Nitekim erken seçim tartışması ilk önce İyi Parti’de çatlak seslerin çıkmasına neden oldu. Partinin grup başkan vekili Lütfü Türkkan 2020’de seçim, parlamenter sisteme dönüş ve 5-6 bakanlık karşılığında AKP ile koalisyon yapabileceklerini söyledi. Parti yönetimi Türkkan’ın sözlerini “kabul edilemez” buldu. Fakat bu yalanlama, MHP’den sonra AKP’nin de İyi Parti’nin içine doğru hamle yaptığını ve İyi Parti’de birilerinin bu telkinlere açık olduğu gerçeğini örtmüyor. Muhalefeti yalnızca parlamenter sisteme dönüş konusuna sıkıştırmak, tüm siyasi ortaklığı bu hedef doğrultusunda tarif etmek iktidarın müdahalelerine açık olmak demek.
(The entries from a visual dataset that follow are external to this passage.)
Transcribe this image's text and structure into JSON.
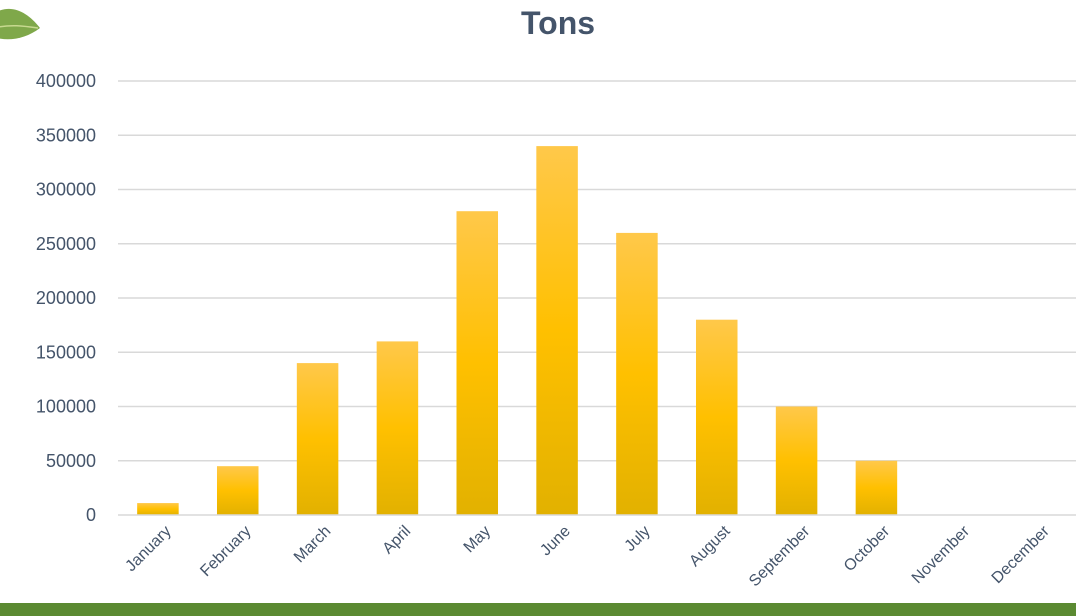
{
  "colors": {
    "bar_top": "#ffc84a",
    "bar_mid": "#ffc000",
    "bar_bottom": "#e2b100",
    "bottom_band": "#5b8a32",
    "leaf": "#7fa84a"
  },
  "icons": {
    "corner_decoration": "leaf-icon"
  },
  "chart_data": {
    "type": "bar",
    "title": "Tons",
    "xlabel": "",
    "ylabel": "",
    "categories": [
      "January",
      "February",
      "March",
      "April",
      "May",
      "June",
      "July",
      "August",
      "September",
      "October",
      "November",
      "December"
    ],
    "values": [
      11000,
      45000,
      140000,
      160000,
      280000,
      340000,
      260000,
      180000,
      100000,
      50000,
      0,
      0
    ],
    "ylim": [
      0,
      400000
    ],
    "yticks": [
      "0",
      "50000",
      "100000",
      "150000",
      "200000",
      "250000",
      "300000",
      "350000",
      "400000"
    ],
    "grid": true,
    "legend": "none"
  }
}
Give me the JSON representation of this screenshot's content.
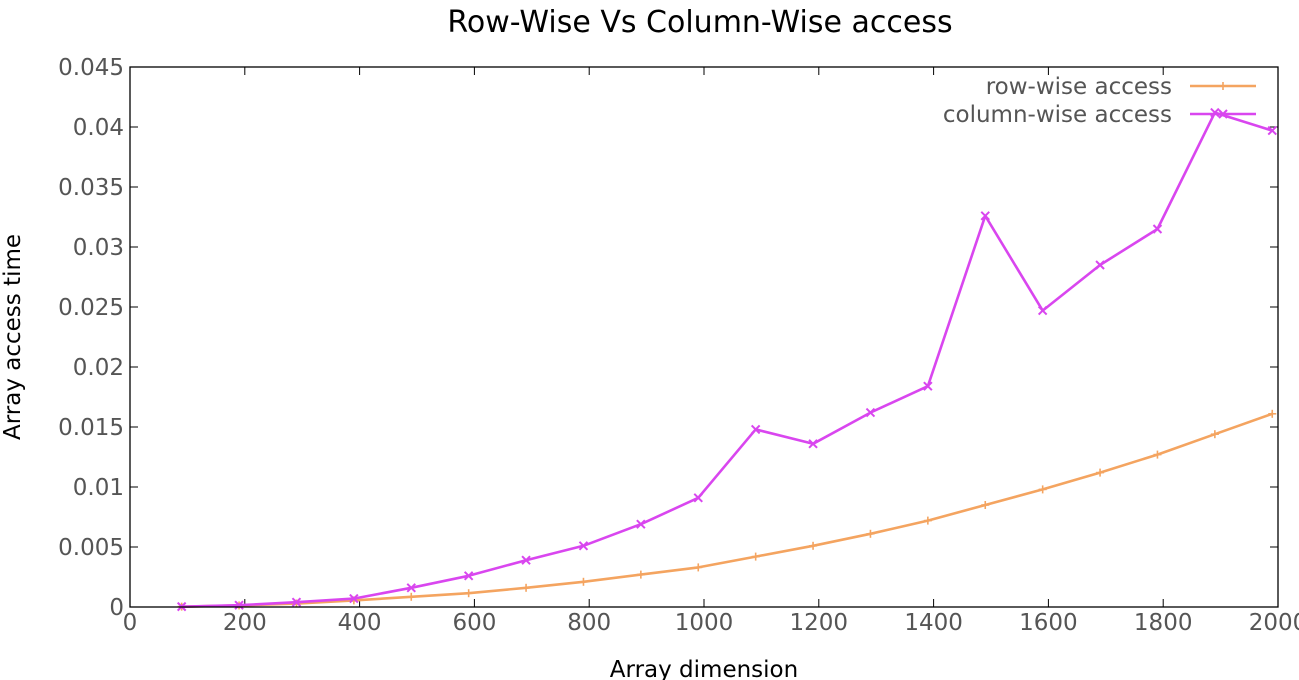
{
  "chart_data": {
    "type": "line",
    "title": "Row-Wise Vs Column-Wise access",
    "xlabel": "Array dimension",
    "ylabel": "Array access time",
    "xlim": [
      0,
      2000
    ],
    "ylim": [
      0,
      0.045
    ],
    "x_ticks": [
      {
        "value": 0,
        "label": "0"
      },
      {
        "value": 200,
        "label": "200"
      },
      {
        "value": 400,
        "label": "400"
      },
      {
        "value": 600,
        "label": "600"
      },
      {
        "value": 800,
        "label": "800"
      },
      {
        "value": 1000,
        "label": "1000"
      },
      {
        "value": 1200,
        "label": "1200"
      },
      {
        "value": 1400,
        "label": "1400"
      },
      {
        "value": 1600,
        "label": "1600"
      },
      {
        "value": 1800,
        "label": "1800"
      },
      {
        "value": 2000,
        "label": "2000"
      }
    ],
    "y_ticks": [
      {
        "value": 0,
        "label": "0"
      },
      {
        "value": 0.005,
        "label": "0.005"
      },
      {
        "value": 0.01,
        "label": "0.01"
      },
      {
        "value": 0.015,
        "label": "0.015"
      },
      {
        "value": 0.02,
        "label": "0.02"
      },
      {
        "value": 0.025,
        "label": "0.025"
      },
      {
        "value": 0.03,
        "label": "0.03"
      },
      {
        "value": 0.035,
        "label": "0.035"
      },
      {
        "value": 0.04,
        "label": "0.04"
      },
      {
        "value": 0.045,
        "label": "0.045"
      }
    ],
    "grid": false,
    "legend_position": "top-right",
    "x": [
      90,
      190,
      290,
      390,
      490,
      590,
      690,
      790,
      890,
      990,
      1090,
      1190,
      1290,
      1390,
      1490,
      1590,
      1690,
      1790,
      1890,
      1990
    ],
    "series": [
      {
        "name": "row-wise access",
        "color": "#f4a460",
        "marker": "plus",
        "values": [
          3e-05,
          0.00013,
          0.00029,
          0.00055,
          0.00085,
          0.00115,
          0.0016,
          0.0021,
          0.0027,
          0.0033,
          0.0042,
          0.0051,
          0.0061,
          0.0072,
          0.0085,
          0.0098,
          0.0112,
          0.0127,
          0.0144,
          0.0161
        ]
      },
      {
        "name": "column-wise access",
        "color": "#d946ef",
        "marker": "cross",
        "values": [
          3e-05,
          0.00015,
          0.0004,
          0.0007,
          0.0016,
          0.0026,
          0.0039,
          0.0051,
          0.0069,
          0.0091,
          0.0148,
          0.0136,
          0.0162,
          0.0184,
          0.0326,
          0.0247,
          0.0285,
          0.0315,
          0.0412,
          0.0397
        ]
      }
    ]
  }
}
“Saray’daki CHP’li” iddiasının ana muhalefetin gündeminde bu denli yer tutuyor olmasını da aynı bağlamda düşünmek mümkün. İktidarın en büyük rakip olarak gördüğü CHP’nin içindeki fay hatlarını harekete geçirmek istemesi şaşırtıcı değil. Asıl tuhaf olan kendini CHP’ye yakın olarak tarif eden, parti seçmenine hitap eden kimi isimlerin bu sürecin bir parçası olması. Saray’da kendisine genel başkanlık vaat edilen biri gerçekten olsun ya da olmasın son tanık olduğumuz tartışmanın iktidar blokuna “umut”, yandaşlara malzeme verdiği aşikâr. CHP’de tıpkı AKP içindeki gibi “çeteleşmiş yapılar” olduğu iması ya da partide esas meselenin koltuk savaşı olduğu imajı sadece krizi gündemini değil iktidarın içsel zaaflarını kapatmaktan başka bir işe yaramaz.

Şimdi asıl sorulması gereken soru şu; nasıl oluyor da seçim ufukta görünmüşken, iktidar bu kadar köşeye sıkışmışken muhalefet kendini kısır gündemlerden kurtaramıyor? Bu sorunun cevabını tek tek kişilerin tutumlarında aramak çare değil. Somut politik hat, halkla inşa ettiğiniz bir politik program olmazsa suyu bulandıran çok olur. Parlamenter sisteme geri dönüşün ötesine geçme, var olan ucube sistemin dayandığı ahbap çavuş kapitalizmine karşı toplumcu bir seçenek sunma sorumluluğu olan sol/sosyalist siyasetin gündeme daha çok müdahale etmesi tam da bu nedenle önemli.